The ARM instruction set also has some decidedly non-RISC features. The most well-known is predicated instructions, which execute conditionally based on the state of one of the condition registers. In a typical implementation, they execute anyway, but the results are stored only if the condition codes are matched.
Consider a typical pipelined CPU. The first ARM chips were very simple, using a three-stage pipeline with the fetch/decode/execute sequence that you'll find in an introductory CPU architecture book. In a typical bit of code, you might have a conditional branch, followed by a short sequence of instructions for each case. For example:
if (a != 0)
b /= a;
Because you can't execute this branch until you know the value of a, the entire pipeline stalls until you finish the calculation. MIPS avoids this problem by executing the two instructions immediately after a branch. This means that you try to move a branch instruction two instructions before it should actually execute, and insert some no-ops if you can't do that (increasing code size). CISC chips typically devote a lot of die area to branch prediction, to try to guess which branch will be taken, follow that one, and then retire the results only if the guess was correct.

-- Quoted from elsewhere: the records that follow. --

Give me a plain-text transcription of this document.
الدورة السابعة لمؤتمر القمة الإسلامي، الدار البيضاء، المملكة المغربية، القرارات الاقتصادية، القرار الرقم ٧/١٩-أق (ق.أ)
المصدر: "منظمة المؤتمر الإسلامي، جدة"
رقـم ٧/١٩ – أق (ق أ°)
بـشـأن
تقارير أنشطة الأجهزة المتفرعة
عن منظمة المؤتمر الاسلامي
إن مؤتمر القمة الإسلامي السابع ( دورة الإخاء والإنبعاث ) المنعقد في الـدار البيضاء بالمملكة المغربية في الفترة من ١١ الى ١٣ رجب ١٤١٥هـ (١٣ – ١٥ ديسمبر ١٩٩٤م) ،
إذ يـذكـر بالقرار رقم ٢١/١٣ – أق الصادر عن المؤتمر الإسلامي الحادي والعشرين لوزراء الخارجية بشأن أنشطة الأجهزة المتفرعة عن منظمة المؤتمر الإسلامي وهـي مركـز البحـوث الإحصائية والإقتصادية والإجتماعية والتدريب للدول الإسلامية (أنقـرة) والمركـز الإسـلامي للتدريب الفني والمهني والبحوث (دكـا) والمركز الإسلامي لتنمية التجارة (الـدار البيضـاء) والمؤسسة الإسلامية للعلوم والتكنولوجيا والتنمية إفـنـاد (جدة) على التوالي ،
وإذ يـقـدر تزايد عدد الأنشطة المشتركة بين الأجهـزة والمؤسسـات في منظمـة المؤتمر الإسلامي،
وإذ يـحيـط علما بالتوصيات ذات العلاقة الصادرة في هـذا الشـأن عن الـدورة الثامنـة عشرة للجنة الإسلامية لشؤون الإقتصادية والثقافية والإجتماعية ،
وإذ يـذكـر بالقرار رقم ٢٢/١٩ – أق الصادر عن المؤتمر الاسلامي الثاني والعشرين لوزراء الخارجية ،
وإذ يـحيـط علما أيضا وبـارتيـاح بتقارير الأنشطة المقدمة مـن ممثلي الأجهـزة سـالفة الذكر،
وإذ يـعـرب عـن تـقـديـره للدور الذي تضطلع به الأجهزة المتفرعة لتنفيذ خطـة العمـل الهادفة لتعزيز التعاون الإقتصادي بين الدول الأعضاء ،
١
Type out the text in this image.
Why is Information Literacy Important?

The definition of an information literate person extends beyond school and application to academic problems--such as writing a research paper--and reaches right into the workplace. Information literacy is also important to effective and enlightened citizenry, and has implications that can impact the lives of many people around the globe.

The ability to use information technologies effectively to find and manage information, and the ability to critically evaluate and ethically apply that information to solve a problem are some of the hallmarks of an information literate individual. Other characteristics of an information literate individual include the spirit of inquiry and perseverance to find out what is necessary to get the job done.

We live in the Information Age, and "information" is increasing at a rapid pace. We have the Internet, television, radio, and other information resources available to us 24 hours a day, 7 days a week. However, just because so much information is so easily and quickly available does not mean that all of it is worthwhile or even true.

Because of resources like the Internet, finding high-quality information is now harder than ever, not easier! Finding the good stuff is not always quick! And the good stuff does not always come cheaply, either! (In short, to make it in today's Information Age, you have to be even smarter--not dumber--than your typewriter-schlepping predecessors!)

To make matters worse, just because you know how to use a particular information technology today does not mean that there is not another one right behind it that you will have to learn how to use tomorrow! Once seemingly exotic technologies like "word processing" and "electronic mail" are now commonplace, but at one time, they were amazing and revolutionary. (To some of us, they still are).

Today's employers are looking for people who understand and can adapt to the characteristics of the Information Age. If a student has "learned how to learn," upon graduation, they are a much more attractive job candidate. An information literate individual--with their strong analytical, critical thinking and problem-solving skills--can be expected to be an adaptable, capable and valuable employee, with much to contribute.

The ARM approach, also adopted by Itanium, is more elegant. Instructions can execute conditionally on the value of one or more condition registers. In this example, the division operation will always execute, but its result will only be retired if the comparison was correct. By the time the division has been computed, the result of the comparison is known, so there's no delay and no need for branch prediction. This approach helps to increase code density and reduce the requirement for accurate branch prediction.

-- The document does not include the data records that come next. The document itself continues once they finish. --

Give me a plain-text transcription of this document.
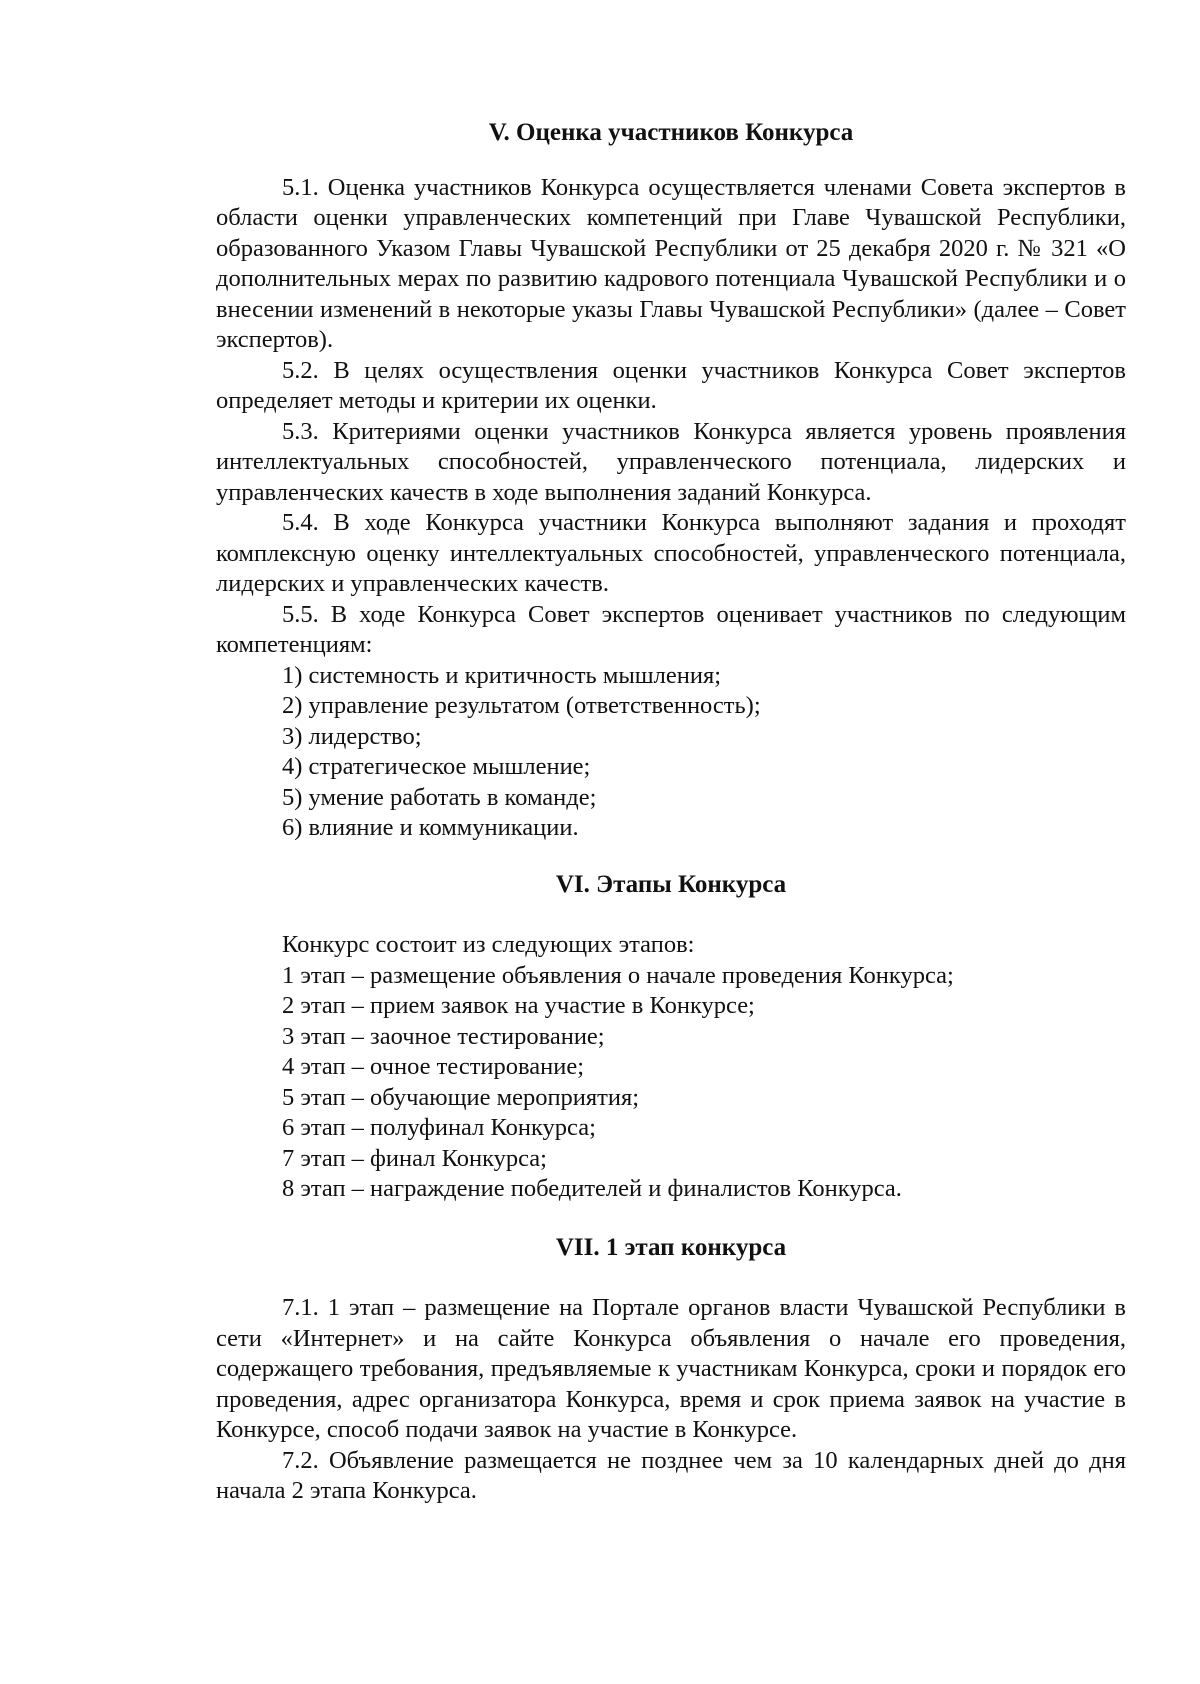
V. Оценка участников Конкурса

5.1. Оценка участников Конкурса осуществляется членами Совета экспертов в области оценки управленческих компетенций при Главе Чувашской Республики, образованного Указом Главы Чувашской Республики от 25 декабря 2020 г. № 321 «О дополнительных мерах по развитию кадрового потенциала Чувашской Республики и о внесении изменений в некоторые указы Главы Чувашской Республики» (далее – Совет экспертов).

5.2. В целях осуществления оценки участников Конкурса Совет экспертов определяет методы и критерии их оценки.

5.3. Критериями оценки участников Конкурса является уровень проявления интеллектуальных способностей, управленческого потенциала, лидерских и управленческих качеств в ходе выполнения заданий Конкурса.

5.4. В ходе Конкурса участники Конкурса выполняют задания и проходят комплексную оценку интеллектуальных способностей, управленческого потенциала, лидерских и управленческих качеств.

5.5. В ходе Конкурса Совет экспертов оценивает участников по следующим компетенциям:

1) системность и критичность мышления;

2) управление результатом (ответственность);

3) лидерство;

4) стратегическое мышление;

5) умение работать в команде;

6) влияние и коммуникации.

VI. Этапы Конкурса

Конкурс состоит из следующих этапов:

1 этап – размещение объявления о начале проведения Конкурса;

2 этап – прием заявок на участие в Конкурсе;

3 этап – заочное тестирование;

4 этап – очное тестирование;

5 этап – обучающие мероприятия;

6 этап – полуфинал Конкурса;

7 этап – финал Конкурса;

8 этап – награждение победителей и финалистов Конкурса.

VII. 1 этап конкурса

7.1. 1 этап – размещение на Портале органов власти Чувашской Республики в сети «Интернет» и на сайте Конкурса объявления о начале его проведения, содержащего требования, предъявляемые к участникам Конкурса, сроки и порядок его проведения, адрес организатора Конкурса, время и срок приема заявок на участие в Конкурсе, способ подачи заявок на участие в Конкурсе.

7.2. Объявление размещается не позднее чем за 10 календарных дней до дня начала 2 этапа Конкурса.
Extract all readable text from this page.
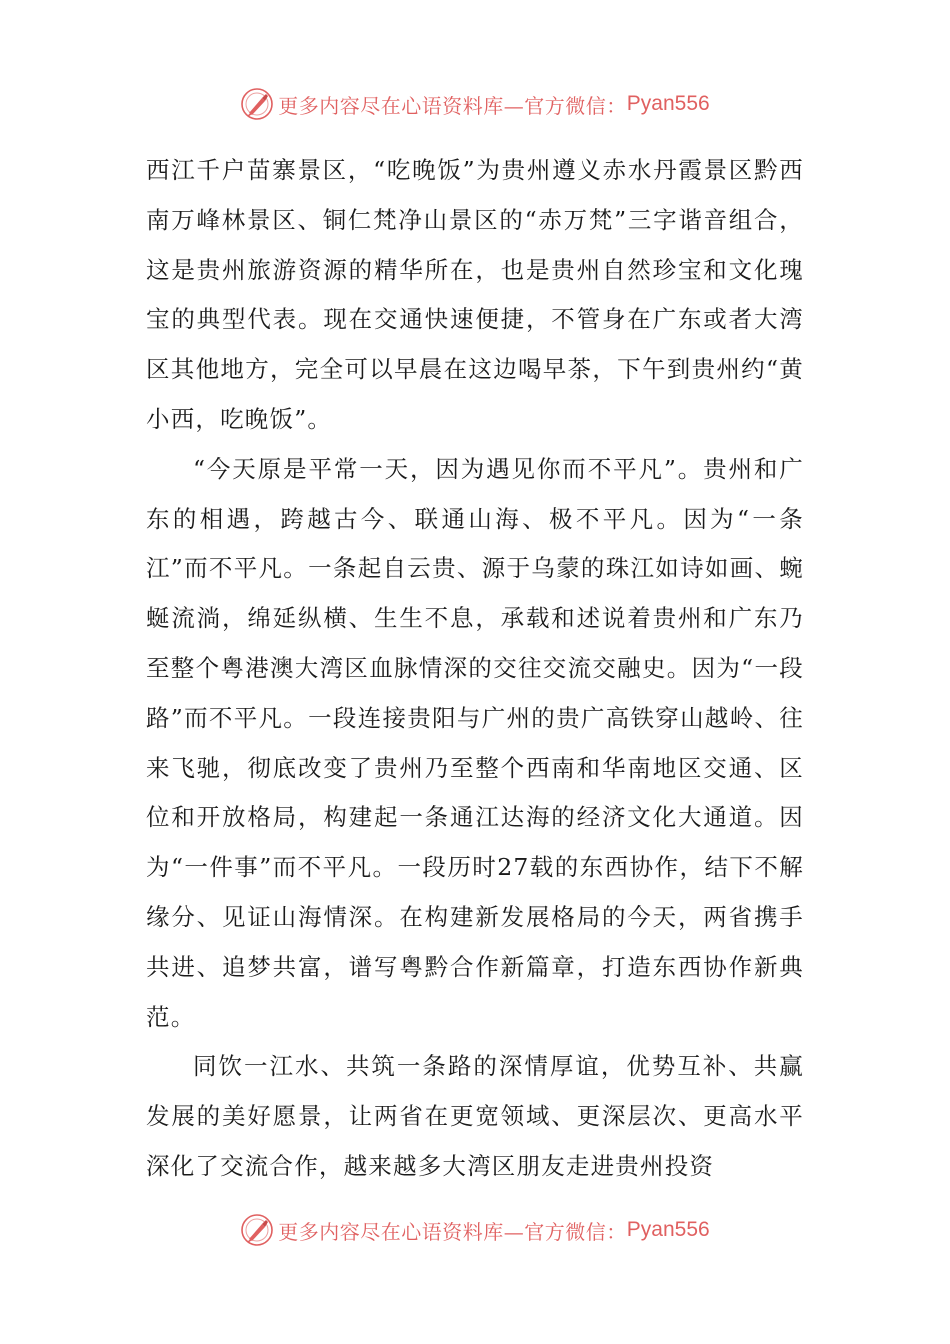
更多内容尽在心语资料库—官方微信： Pyan556

西江千户苗寨景区，“吃晚饭”为贵州遵义赤水丹霞景区黔西南万峰林景区、铜仁梵净山景区的“赤万梵”三字谐音组合，这是贵州旅游资源的精华所在，也是贵州自然珍宝和文化瑰宝的典型代表。现在交通快速便捷，不管身在广东或者大湾区其他地方，完全可以早晨在这边喝早茶，下午到贵州约“黄小西，吃晚饭”。

“今天原是平常一天，因为遇见你而不平凡”。贵州和广东的相遇，跨越古今、联通山海、极不平凡。因为“一条江”而不平凡。一条起自云贵、源于乌蒙的珠江如诗如画、蜿蜒流淌，绵延纵横、生生不息，承载和述说着贵州和广东乃至整个粤港澳大湾区血脉情深的交往交流交融史。因为“一段路”而不平凡。一段连接贵阳与广州的贵广高铁穿山越岭、往来飞驰，彻底改变了贵州乃至整个西南和华南地区交通、区位和开放格局，构建起一条通江达海的经济文化大通道。因为“一件事”而不平凡。一段历时27载的东西协作，结下不解缘分、见证山海情深。在构建新发展格局的今天，两省携手共进、追梦共富，谱写粤黔合作新篇章，打造东西协作新典范。

同饮一江水、共筑一条路的深情厚谊，优势互补、共赢发展的美好愿景，让两省在更宽领域、更深层次、更高水平深化了交流合作，越来越多大湾区朋友走进贵州投资

更多内容尽在心语资料库—官方微信： Pyan556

Another well-known feature of the ARM instruction set is the addition of a barrel shifter in the pipeline, which operates on the second operand of most instructions, optionally shifting or rotating them by an arbitrary amount. Effectively, this gives you a free multiplication or division by a power of two. This technique has a lot of uses, the most obvious being in address computations. If you're loading the nth element of an array, you need to multiply the index by the size of one element and then add it to the address of the start. This multiplication is a power of two for all primitive types, and therefore it can be folded into one of the other instructions in the sequence.
Unlike x86, only the nonprivileged ARM instruction set guarantees backward compatibility. When you initialize an x86 chip (including a modern 64-bit chip), it starts in 16-bit real mode; you need to run some 16-bit code to bring it into protected mode. When in one of these modes, the privileged x86 instruction set also supports all of the weird and wonderful extensions that the 286 and 386 introduced.
In contrast, ARM chips break backward compatibility in the privileged instruction set every generation or two. Therefore, operating systems typically need porting to the new chip, although userspace applications can continue to run unmodified.